Steve looked at the poem again. What the hell was it? And why write it on the divorce petition? He wished Victoria were here. Maybe she could figure it out.
“Did you ask Barksdale about it?” he said.
“I phoned the next day,” Greenberg said. “But Charlie wasn't taking any calls. He was dead.”
Sitting in the Barksdale living room, Victoria watched Katrina flip through the glossy photos of her wrestling match with Chet Manko.
“If I'd known they were taking pictures, I'd have gotten a bikini wax,” Katrina said, making a face.
Victoria slipped a cassette into a portable tape recorder. “Frankly, we're more concerned about the audiotapes.”
Sade was singing “Smooth Operator,” but Katrina was still studying the photos. “Jesus, I look all washed out. That sun on the bay is brutal.”
Victoria refrained from saying that she'd look even worse after a few years at Dade Correctional Institution. “Kat, I really need you to listen to this.”
Katrina shrugged and tossed her hair over a shoulder. She wore a crisscross black-and-white halter mini that Victoria had seen at Saks. A Balenciaga design, sixteen hundred fifty dollars. Black ankle-wrap sandals with a hanging brass pendant. Giuseppe Zanotti. Six hundred bucks, at least. After Sade had finished singing about a man with eyes like angels but a heart that's cold, and after Manko had finished soliciting a murder, Katrina shrugged again. “What's the big deal? You heard me. I told Chet to forget it.”
“Pincher's going to say the tape shows you were considering Manko's offer, and that later you killed your husband without Chet's help.”
“That's ridiculous.”
“Did you and Manko talk about killing Charles other times?”
“Sure. Chet wouldn't let it go. He had a whole plan. Next time we crossed the Gulf Stream, he'd dump Charlie overboard and claim it was an accident.” She shivered. “Just the thought of Charlie being eaten by a shark freaked me out. I told Chet to shut up, never mention it again.”
Victoria tried to evaluate her client. Was Katrina telling the truth? Where was the human polygraph when she needed him?
Her cell phone rang. It was Steve, saying he wouldn't have time to pick up the baby-backs, but he'd stop at the Italian deli on the way back to his place. She said to forget about the food, how'd it go with the divorce lawyer?
“‘Cement a spit-fed whore,'” he replied.
“I beg your pardon.”
He read her the poem, which she scribbled down. No, she didn't have any idea what it meant, either.

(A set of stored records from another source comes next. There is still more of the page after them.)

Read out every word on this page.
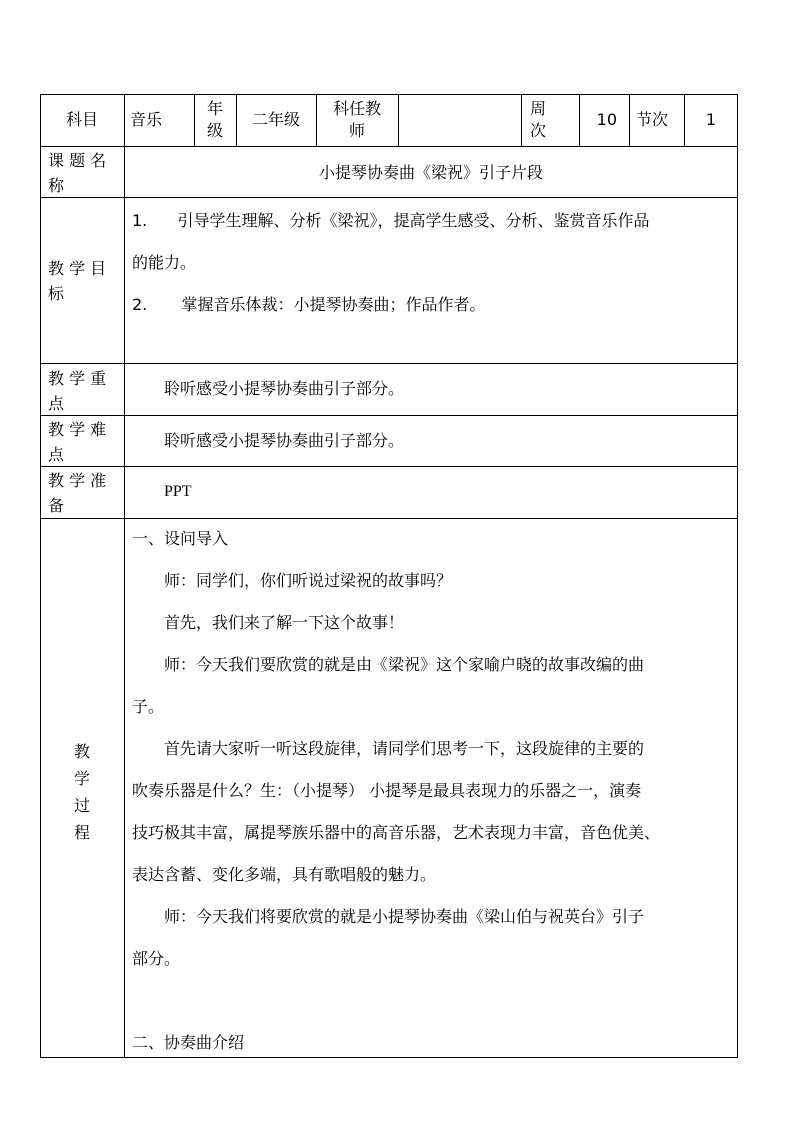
科目 音乐
年
级
二年级
科任教
师
周
次
10 节次 1
课 题 名
称
小提琴协奏曲《梁祝》引子片段
教 学 目
标
1. 引导学生理解、分析《梁祝》，提高学生感受、分析、鉴赏音乐作品
的能力。
2. 掌握音乐体裁：小提琴协奏曲；作品作者。
教 学 重
点
聆听感受小提琴协奏曲引子部分。
教 学 难
点
聆听感受小提琴协奏曲引子部分。
教 学 准
备
PPT
教
学
过
程
一、设问导入
师：同学们，你们听说过梁祝的故事吗？
首先，我们来了解一下这个故事！
师：今天我们要欣赏的就是由《梁祝》这个家喻户晓的故事改编的曲
子。
首先请大家听一听这段旋律，请同学们思考一下，这段旋律的主要的
吹奏乐器是什么？生：（小提琴） 小提琴是最具表现力的乐器之一，演奏
技巧极其丰富，属提琴族乐器中的高音乐器，艺术表现力丰富，音色优美、
表达含蓄、变化多端，具有歌唱般的魅力。
师：今天我们将要欣赏的就是小提琴协奏曲《梁山伯与祝英台》引子
部分。
二、协奏曲介绍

“Charles Barksdale's telling us something,” Steve said. “And we better figure it out before Pincher does.”
“What's ‘contretemps'?” Katrina asked, after Victoria read her the verse.
“A mistake, an embarrassing mishap.”
“Like getting charged with bumping your husband off?”

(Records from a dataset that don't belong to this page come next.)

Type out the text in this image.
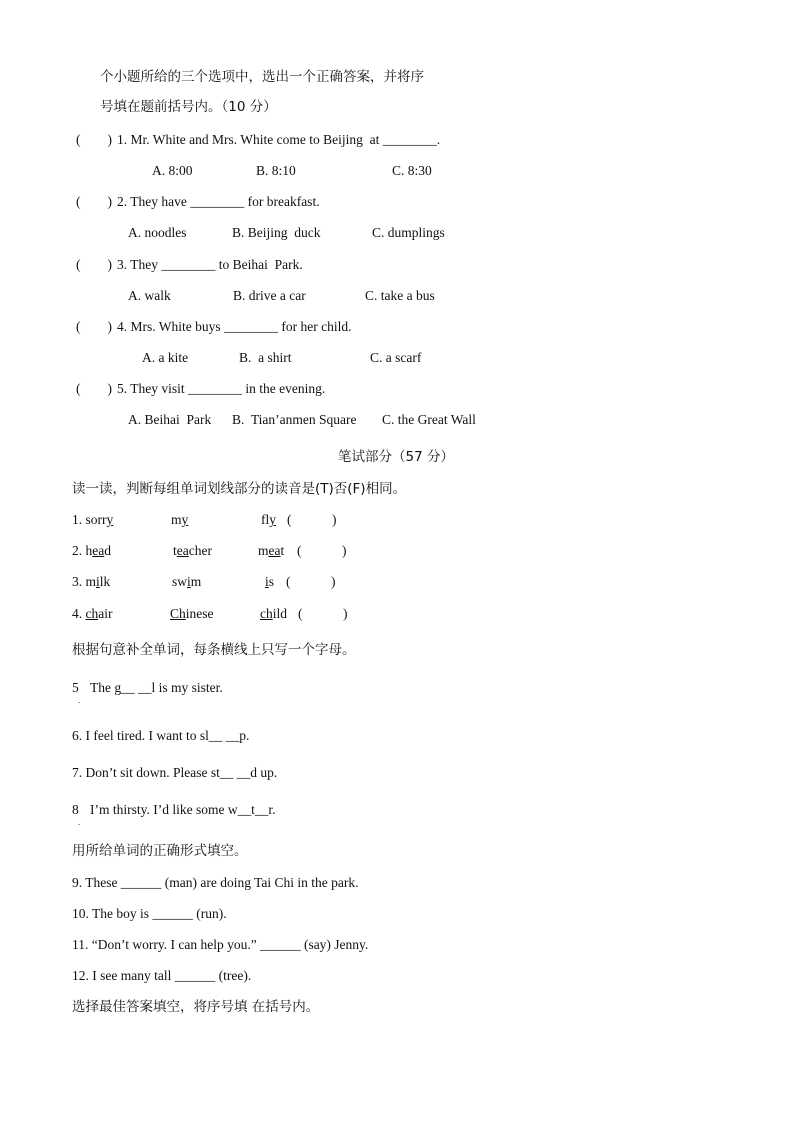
个小题所给的三个选项中，选出一个正确答案，并将序
号填在题前括号内。（10 分）
(　　) 1. Mr. White and Mrs. White come to Beijing  at ________.
A. 8:00	B. 8:10	C. 8:30
(　　) 2. They have ________ for breakfast.
A. noodles	B. Beijing  duck	C. dumplings
(　　) 3. They ________ to Beihai  Park.
A. walk	B. drive a car	C. take a bus
(　　) 4. Mrs. White buys ________ for her child.
A. a kite	B.  a shirt	C. a scarf
(　　) 5. They visit ________ in the evening.
A. Beihai  Park B.  Tian’anmen Square C. the Great Wall
笔试部分（57 分）
读一读，判断每组单词划线部分的读音是(T)否(F)相同。
1. sorry	my	fly (　　　)
2. head	teacher	meat (　　　)
3. milk	swim	is (　　　)
4. chair	Chinese	child (　　　)
根据句意补全单词，每条横线上只写一个字母。
5 The g__ __l is my sister.
.
6. I feel tired. I want to sl__ __p.
7. Don’t sit down. Please st__ __d up.
8 I’m thirsty. I’d like some w__t__r.
.
用所给单词的正确形式填空。
9. These ______ (man) are doing Tai Chi in the park.
10. The boy is ______ (run).
11. “Don’t worry. I can help you.” ______ (say) Jenny.
12. I see many tall ______ (tree).
选择最佳答案填空，将序号填 在括号内。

“More like spilling the soup on your date. You have no idea what Charles could have meant? ‘Contretemps'? ‘Competent wish'? ‘Spit-fed whore'?”
“Better not have been talking about me.”
“Think about it, Kat. Had Charles ever said anything like this?”
Another shrug, another hair toss. “Charlie was always quoting books, showing off. And writing stuff he called poetry. He never came out and said what he meant.”
“That's what poetry does.”
“That's why I never liked it. Me, I just say whatever the hell I'm thinking.”